Plant diversity is a common concern of humankind, and an essential resource for the planet. Two thirds of the world's plant species may be in danger of extinction in nature in the twenty first century. This threatens humankind's expectation of using plant diversity to build sustainable, healthy and better lives for the future. The World Conservation Monitoring Centre has already listed some 18,000 plant species as dangerously rare or threatened with extinction.
Of the roughly 250,000 kinds of vascular plants, probably no more than 1,000 have become extinct during the past century, but the pace of extinction is increasing rapidly at present and will almost certainly continue to do so over the next few decades. About a third of the world's vascular plants occur in temperate regions; here threatened and endangered plant species are in general well understood and well monitored. Conservatively, about 10% of the species in temperate regions might be classified as threatened or endangered, the greatest number of such species being in the Cape region of southern Africa. The greatest threat to plant species, however, exists in the tropics. About 170,000 species occur in the tropics and subtropics. Especially notable is the fact that more than 40,000 plant species - a quarter of the world's total diversity - occurs in the three northern Andean countries of Colombia, Equador, and Peru combined, countries in which the plants, animals and microorganisms are the most poorly known assemblage on earth.
The Gran Canaria Declaration (UNEP/CBD/COP/5/INF/32), and the resolution of the XVI International Botanical Congress, held in St.Louis, Missouri, United States of America, in August 1999 call for the development of a Global Strategy for Plant Conservation.

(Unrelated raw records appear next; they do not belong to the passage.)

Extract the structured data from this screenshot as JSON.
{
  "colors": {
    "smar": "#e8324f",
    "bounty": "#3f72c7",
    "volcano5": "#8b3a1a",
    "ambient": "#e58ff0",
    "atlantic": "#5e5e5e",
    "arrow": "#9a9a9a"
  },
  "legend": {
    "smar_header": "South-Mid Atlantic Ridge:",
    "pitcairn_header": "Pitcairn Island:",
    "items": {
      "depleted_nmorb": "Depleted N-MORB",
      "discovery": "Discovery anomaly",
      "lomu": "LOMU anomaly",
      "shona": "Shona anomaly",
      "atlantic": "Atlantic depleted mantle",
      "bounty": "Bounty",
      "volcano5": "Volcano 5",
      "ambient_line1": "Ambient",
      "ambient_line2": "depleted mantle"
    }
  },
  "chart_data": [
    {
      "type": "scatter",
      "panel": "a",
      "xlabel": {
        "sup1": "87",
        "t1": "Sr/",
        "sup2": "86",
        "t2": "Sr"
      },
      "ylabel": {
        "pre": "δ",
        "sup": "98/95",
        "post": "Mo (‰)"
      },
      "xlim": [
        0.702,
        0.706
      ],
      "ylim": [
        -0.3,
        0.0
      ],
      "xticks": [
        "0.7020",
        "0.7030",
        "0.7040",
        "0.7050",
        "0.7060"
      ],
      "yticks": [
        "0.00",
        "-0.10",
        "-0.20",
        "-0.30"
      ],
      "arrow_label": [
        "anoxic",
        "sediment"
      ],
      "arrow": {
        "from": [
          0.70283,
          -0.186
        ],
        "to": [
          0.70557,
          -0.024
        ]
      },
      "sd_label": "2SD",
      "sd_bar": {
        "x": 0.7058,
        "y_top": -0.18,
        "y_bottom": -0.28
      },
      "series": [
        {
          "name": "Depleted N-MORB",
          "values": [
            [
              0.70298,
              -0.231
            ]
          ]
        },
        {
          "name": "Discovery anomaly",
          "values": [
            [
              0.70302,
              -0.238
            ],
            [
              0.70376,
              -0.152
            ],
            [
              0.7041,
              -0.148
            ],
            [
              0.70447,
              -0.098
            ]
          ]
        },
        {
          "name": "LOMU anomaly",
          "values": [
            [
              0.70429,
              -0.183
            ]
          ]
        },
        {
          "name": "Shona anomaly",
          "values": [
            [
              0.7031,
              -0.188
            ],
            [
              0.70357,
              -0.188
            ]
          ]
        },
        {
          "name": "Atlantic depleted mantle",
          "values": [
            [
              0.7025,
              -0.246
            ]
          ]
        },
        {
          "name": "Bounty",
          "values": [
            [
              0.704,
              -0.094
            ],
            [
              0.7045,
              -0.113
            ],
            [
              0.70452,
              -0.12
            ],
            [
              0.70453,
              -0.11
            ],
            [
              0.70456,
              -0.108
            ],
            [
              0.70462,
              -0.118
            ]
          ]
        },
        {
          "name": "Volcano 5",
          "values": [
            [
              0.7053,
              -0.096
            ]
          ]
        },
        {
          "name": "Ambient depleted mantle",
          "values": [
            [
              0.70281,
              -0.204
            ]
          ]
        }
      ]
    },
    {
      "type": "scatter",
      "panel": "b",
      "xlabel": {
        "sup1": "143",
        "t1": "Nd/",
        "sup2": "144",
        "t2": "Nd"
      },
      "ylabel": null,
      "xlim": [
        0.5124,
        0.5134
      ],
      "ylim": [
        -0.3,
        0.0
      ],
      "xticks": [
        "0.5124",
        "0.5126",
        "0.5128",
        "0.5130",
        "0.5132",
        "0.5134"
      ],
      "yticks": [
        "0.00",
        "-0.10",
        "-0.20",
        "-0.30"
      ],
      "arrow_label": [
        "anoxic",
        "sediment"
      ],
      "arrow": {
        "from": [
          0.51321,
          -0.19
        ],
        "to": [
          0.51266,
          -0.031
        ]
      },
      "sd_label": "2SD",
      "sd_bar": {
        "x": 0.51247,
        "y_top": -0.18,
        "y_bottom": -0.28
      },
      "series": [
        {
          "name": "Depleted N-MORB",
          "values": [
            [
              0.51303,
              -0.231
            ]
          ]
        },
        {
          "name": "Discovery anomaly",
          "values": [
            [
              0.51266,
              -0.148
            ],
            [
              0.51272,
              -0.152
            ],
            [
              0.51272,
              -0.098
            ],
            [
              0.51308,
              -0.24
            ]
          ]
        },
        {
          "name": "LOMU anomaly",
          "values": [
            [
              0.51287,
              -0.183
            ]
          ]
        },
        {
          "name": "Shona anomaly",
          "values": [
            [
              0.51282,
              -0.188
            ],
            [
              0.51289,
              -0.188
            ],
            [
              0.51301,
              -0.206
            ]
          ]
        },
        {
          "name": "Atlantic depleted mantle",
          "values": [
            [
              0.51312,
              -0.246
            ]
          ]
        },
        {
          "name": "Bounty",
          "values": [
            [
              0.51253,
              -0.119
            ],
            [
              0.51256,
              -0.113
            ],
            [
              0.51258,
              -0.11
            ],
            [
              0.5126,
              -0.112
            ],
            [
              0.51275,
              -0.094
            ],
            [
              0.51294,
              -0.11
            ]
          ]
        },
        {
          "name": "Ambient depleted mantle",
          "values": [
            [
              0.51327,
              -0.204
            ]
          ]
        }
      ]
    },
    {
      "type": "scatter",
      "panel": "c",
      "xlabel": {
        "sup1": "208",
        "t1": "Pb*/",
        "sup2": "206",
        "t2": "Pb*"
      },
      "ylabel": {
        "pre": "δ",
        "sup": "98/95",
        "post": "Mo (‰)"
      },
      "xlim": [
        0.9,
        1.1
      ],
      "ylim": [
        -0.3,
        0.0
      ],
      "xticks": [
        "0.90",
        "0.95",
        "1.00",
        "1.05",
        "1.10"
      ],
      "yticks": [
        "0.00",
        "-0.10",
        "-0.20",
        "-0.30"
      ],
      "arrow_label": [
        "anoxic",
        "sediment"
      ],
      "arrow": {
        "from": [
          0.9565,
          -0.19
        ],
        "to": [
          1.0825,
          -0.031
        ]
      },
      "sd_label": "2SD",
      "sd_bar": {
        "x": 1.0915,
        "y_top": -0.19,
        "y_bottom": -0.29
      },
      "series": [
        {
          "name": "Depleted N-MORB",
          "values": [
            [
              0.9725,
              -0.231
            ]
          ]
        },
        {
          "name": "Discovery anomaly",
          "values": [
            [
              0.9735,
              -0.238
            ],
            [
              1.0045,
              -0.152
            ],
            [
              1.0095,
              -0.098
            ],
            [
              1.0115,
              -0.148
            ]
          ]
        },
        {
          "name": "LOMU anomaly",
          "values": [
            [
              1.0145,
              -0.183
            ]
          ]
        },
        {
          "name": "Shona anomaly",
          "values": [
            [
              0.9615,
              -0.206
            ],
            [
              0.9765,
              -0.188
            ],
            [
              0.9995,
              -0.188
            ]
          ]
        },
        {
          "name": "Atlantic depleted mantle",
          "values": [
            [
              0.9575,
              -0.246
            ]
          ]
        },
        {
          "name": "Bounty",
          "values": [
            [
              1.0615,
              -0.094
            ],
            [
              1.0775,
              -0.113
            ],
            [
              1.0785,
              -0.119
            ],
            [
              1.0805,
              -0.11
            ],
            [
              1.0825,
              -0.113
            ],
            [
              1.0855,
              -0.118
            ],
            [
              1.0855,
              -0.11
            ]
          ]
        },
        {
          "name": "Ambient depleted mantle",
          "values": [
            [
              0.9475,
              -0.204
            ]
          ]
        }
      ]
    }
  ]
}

The Convention on Biological Diversity is the leading international convention for the conservation and sustainable use of biodiversity and recognizes the cross-cutting nature of plant conservation. The International Agenda for Botanic Gardens in Conservation, the Global Invasive Species Programme, and the Plants Programme of the IUCN Species Survival Commission all address plant conservation.
The Global Plan of Action for the Conservation and Sustainable Utilization of Plant Genetic Resources for Food and Agriculture and the International Undertaking on Plant Genetic Resources for Food and Agriculture developed by the Food and Agriculture Organization of the United Nations are concerned with plant conservation.